26, i think you are going to be a terrific year!

Sunday, November 14, 2010

masaya, masaya, masaya, masaya. the volcano that is.

Welcome to the gates of hell on earth, as the Spanish referred to this looming giant just outside the city of Masaya. Interesting how religion explained the inexplicable back when the scientific workings of a volcano were unknown. The indigenous population used to offer human sacrifices to the "god" / volcano, and then when the Spanish came they placed a cross on the top of the Volcano's mouth in order to exercise the "demons" below.
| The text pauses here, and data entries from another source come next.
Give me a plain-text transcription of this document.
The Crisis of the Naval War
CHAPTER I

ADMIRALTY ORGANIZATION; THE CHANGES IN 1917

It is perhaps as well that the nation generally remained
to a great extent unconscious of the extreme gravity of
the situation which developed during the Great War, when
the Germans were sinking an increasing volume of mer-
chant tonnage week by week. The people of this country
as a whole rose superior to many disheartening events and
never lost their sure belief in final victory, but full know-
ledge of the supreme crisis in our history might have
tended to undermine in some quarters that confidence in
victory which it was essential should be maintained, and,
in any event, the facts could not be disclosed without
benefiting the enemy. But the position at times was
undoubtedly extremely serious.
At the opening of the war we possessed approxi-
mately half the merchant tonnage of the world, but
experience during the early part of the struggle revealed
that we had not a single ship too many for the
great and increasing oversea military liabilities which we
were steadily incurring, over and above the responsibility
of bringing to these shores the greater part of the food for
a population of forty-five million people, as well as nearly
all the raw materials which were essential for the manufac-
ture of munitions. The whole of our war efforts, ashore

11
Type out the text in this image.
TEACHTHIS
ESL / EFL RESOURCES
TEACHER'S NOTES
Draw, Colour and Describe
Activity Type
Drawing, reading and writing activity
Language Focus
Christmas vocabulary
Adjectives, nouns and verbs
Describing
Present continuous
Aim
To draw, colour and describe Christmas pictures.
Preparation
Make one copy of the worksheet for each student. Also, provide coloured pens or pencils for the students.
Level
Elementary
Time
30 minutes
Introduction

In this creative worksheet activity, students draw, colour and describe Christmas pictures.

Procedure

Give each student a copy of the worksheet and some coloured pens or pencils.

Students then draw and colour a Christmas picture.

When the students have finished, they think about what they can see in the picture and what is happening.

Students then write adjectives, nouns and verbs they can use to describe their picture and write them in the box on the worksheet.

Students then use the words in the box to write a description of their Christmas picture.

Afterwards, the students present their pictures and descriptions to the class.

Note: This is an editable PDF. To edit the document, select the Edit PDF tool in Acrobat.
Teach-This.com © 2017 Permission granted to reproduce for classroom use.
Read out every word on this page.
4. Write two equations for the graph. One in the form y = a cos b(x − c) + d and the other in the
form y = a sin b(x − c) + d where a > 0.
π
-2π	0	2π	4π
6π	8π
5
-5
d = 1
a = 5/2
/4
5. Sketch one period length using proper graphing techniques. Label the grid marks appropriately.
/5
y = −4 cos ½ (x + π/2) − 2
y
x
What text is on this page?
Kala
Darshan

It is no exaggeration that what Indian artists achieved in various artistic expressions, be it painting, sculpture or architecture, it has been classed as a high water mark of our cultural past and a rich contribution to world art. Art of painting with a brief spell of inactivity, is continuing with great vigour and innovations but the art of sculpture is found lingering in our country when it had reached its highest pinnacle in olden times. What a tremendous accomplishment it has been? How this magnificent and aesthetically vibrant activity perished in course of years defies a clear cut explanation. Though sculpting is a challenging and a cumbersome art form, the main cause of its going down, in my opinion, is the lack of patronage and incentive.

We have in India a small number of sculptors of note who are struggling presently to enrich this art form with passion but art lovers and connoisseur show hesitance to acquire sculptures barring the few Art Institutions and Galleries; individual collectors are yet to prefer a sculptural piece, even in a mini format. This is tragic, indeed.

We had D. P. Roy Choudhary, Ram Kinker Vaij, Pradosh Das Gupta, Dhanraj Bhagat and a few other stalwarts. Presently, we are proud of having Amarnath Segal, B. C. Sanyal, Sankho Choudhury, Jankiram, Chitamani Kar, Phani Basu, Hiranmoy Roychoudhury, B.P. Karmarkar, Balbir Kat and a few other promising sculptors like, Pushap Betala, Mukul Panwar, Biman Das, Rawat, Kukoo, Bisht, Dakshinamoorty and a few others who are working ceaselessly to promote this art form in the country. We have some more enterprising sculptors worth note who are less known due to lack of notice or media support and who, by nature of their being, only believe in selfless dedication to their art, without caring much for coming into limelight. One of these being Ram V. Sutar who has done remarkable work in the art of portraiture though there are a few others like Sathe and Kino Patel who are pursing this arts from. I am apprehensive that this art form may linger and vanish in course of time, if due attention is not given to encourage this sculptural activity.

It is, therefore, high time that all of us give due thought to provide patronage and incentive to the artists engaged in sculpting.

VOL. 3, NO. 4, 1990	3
They must be working out awfully hard because to this day they are still letting off a lot of gas!


With that said, Matt and I ventured forth to face our fears. Standing at the edge of a very active volcano: CHECK. I guess we can cross that off our list now as not needing to be repeated.



But wow, what a sight it was. Once we finally got to the top, and stood at the edge, watching the smoke and gases rising out in waves, hearing the rumblings below, and smelling the intense sulfur which was strong enough to cause coughing, we decided... hmm, maybe we should go home now.

I mean, much like the warnings of tucking your head between your knees in case of an airplane crash, this sign below shows one some very rational safety measures.


Except- what happens if you don't have a car? And as the case in 2000, what happens if a rock flies out and crushes your car?

But with all those statements made, we can honestly say it was worth the adventure and a beautiful, mysterious sight to see. No angry Gods or Demons ate us alive or chased us away.